One fine morning, I was called to the manager's office and informed of my dismissal. After over 20 years of working, creating and doing significant things, all of a sudden, it's over. It was a shock. But after a few days of having to deal with the administrative aspects, I thought to myself: Now what? I realized I was given a gift. An opportunity for shemita*.
I wrote a respectful farewell message, and deleted myself from all of the WhatsApp groups I have been involved with in recent years, as part of my job as a head of the community department.
Anyone who knows me as an artist will not be surprised to hear thatI realized the thing that makes me the most happy is painting. That dedication to the process of growth from independent, deep, personal creation. But it was not obvious. Not to those who knew me from the previous period of my life. The easiest would have been to continue working in the field of environment and community.
That's exactly why I needed that shemita so badly. To let go of all the familiar and known, and examine with myself what I really want to do in my life.
No wonder when I came across Rachel Marani's (wonderful!) Book: "Letting go, Love Story" I hurried to purchase it and immerse myself in it with pure pleasure.
The book begins with the story of the Talmudists Rish Lakish and Rabbi Yochanan, who lived in the Galilee about 1700 years ago. This is in fact the story of Rish Lakish's dramatic change from being a road robber and gladiator, through his founding encounter with the gentle and beautiful Rabbi Yochanan, to his growing up in the Torah.
The author received this story in her inbox and it was her attitude towards it that gave it's profound meaning to her life.
And how does it connect? I understood that Rish Lakish had dropped his past, which allowed him to open up to his future. It is true that it happened to him in one formative moment, but maybe it's just the drama in the story? Maybe if I tell my story in a while it will also be able to be written that way?
Rachel Marani mainly focuses on the relationship between the two, but I actually connected more to the story of Rish Lakish's transformation. To our tireless ability as human beings to change. If only we want to, and we have the right support along the way. It is true that in Rish Lakish's story the support failed after a while, and the story became tragic. It is important to learn from this, but I choose to focus on the first part of the story. The optimistic one.
Rachel Marani describes her separation from the Foundation for Excellence in Culture, which she initiated and led, her separation from the artists, and it reminds me of the process I went through.
I, too, felt the need to disengage.
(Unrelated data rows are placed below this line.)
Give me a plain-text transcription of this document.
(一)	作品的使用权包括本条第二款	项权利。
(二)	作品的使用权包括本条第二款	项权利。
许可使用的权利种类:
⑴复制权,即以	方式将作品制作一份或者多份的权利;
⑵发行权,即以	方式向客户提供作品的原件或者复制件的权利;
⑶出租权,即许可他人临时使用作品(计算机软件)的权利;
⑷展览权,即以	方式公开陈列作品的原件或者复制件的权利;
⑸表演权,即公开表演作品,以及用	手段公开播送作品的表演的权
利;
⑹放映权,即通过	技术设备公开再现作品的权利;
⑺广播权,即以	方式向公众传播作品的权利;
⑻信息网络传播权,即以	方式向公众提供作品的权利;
To my good fortune, most of my companions along the way showed understanding. And this is not an obvious thing at all. Not at the organizational level nor at the personal one...
She describes this "being" without the title, without the identity. The necessity of the complete liberation of the past, in order to truly understand what the right and accurate self is - for the future. Although it also describes fear and darkness, which I have not experienced, I can understand that they may be there. "May" I say, not "might", because surrender, to them too, is the key to the door to the next thing.
And that brings me back to a post I wrote about how to deal with creative blocks. Steps 3 and 4 in the creative process address just that - how to dedicate yourself to even the most difficult, frustrating moments. And from them, grow further.
* Shemita - the “year of release", or "let go” also known as the sabbatical year. Just as the Torah calls for Jews to work six days and rest on the seventh, it calls for them to work the land six years and let it rest in the seventh.